[mpich-discuss] Crash on MPI_Rput

Zhou, Hui zhouh at anl.gov
Fri Nov 4 16:09:51 CDT 2022


Hi Bruce,

Is the test suite available for us to checkout and test?

--
Hui
________________________________
From: Palmer, Bruce J via discuss <discuss at mpich.org>
Sent: Friday, November 4, 2022 4:03 PM
To: discuss at mpich.org <discuss at mpich.org>
Cc: Palmer, Bruce J <Bruce.Palmer at pnnl.gov>
Subject: Re: [mpich-discuss] Crash on MPI_Rput


I kind of dropped this for a while but I’d like to pick it back up. I did some more testing using different versions of mpich and got the following results for the RMA runtime



MPICH-3.1.4 configured with

./configure --prefix=/people/d3g293/mpich/mpich-3.1.4/install --with-libfabric=embedded --enable-threads=multiple --with-slurm CC=gcc CXX=g++



2/80 tests fail in GA test suite



MPICH-4.0.2 configured with

unset F90

./configure --prefix=/people/d3g293/mpich/mpich-4.0.2/install --with-device=ch4:ofi:sockets --with-libfabric=embedded --enable-threads=multiple --with-slurm CC=gcc CXX=g++



25/80 tests fail in GA test suite



Running with MPICH-3.3.2 seems to lead to around 8 failures, but my notes on this aren’t that good.

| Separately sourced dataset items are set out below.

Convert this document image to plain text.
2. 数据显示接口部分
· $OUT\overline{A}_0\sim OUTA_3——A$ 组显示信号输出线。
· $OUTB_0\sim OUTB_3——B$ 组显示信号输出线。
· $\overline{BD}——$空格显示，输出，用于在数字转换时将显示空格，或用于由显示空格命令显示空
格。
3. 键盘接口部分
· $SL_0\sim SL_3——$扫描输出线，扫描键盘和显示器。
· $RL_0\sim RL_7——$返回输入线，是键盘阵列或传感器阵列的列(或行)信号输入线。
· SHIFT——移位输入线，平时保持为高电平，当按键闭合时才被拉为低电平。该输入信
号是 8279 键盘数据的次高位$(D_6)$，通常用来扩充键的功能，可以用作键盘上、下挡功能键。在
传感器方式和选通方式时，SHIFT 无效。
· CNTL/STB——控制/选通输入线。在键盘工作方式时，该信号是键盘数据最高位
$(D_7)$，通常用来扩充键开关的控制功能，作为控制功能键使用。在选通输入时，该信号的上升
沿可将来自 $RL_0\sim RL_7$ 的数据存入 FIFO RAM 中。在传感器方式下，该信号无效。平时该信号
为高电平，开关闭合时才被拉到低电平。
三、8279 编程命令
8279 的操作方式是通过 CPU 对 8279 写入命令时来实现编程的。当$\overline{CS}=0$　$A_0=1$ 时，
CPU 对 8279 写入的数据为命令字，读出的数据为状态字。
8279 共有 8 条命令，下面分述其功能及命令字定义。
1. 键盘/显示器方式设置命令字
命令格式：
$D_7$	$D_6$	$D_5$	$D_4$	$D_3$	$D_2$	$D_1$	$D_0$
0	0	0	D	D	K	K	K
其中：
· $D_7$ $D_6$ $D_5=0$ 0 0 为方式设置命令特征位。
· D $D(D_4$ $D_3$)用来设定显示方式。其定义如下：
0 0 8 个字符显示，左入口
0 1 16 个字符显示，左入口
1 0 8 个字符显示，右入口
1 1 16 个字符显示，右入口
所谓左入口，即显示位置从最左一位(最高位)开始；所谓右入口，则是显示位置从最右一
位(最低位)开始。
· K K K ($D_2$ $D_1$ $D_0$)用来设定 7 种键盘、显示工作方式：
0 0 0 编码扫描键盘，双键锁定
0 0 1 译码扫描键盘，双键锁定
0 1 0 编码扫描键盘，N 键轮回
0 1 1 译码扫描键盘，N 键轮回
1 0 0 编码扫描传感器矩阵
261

If I run with OpenMPI 4.1.4, everything passes. Any reason for why I’m seeing this? I haven’t really done much to this runtime in the last few years.



Bruce



From: Palmer, Bruce J via discuss <discuss at mpich.org>
Date: Wednesday, September 28, 2022 at 12:30 PM
To: 'Thakur, Rajeev' <thakur at anl.gov>, discuss at mpich.org <discuss at mpich.org>, Zhou, Hui <zhouh at anl.gov>
Cc: Palmer, Bruce J <Bruce.Palmer at pnnl.gov>
Subject: Re: [mpich-discuss] Crash on MPI_Rput

Check twice before you click! This email originated from outside PNNL.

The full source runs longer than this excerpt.